Keep the honesty in view: these are trial results for an investigational combination, not an approved product with years of real-world use. We update this section as further REDEFINE data and any regulatory decisions land.
Regulatory status
Cagrilintide is not an approved medicine as of 2026. It has completed phase-2 and phase-3 trials but has no regulatory approval for any use, alone or as CagriSema.

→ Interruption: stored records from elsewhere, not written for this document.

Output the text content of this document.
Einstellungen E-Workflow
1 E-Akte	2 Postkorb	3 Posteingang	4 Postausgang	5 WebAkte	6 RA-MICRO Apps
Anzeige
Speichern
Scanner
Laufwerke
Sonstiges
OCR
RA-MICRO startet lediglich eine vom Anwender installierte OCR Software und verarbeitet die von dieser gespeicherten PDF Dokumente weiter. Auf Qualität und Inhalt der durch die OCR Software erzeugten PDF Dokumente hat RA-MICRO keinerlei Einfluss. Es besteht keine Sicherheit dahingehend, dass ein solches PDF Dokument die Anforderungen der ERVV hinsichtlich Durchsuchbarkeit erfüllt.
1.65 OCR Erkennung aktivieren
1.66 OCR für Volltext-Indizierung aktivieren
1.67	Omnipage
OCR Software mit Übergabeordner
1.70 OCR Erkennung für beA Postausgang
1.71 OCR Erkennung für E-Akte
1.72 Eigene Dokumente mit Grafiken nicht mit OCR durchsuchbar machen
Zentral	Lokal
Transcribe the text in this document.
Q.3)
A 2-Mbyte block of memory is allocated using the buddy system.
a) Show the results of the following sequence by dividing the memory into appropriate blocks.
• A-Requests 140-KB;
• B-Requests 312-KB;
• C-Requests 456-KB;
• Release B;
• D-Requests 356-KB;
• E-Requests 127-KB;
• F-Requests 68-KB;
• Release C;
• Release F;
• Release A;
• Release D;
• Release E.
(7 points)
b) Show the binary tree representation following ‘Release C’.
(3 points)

This page explains what it is and what the trials showed — not how to use it — and it takes no position on sourcing.
The short version
Cagrilintide is a long-acting amylin analog: a lab-made copy of a natural fullness hormone, engineered to last about a week. On its own it produced roughly 11% weight loss in a phase-2 trial, but its real story is the combination with semaglutide — CagriSema — which reached about 20-23% weight loss in the REDEFINE 1 phase-3 trial. It is investigational, not approved. Educational overview only, not medical advice.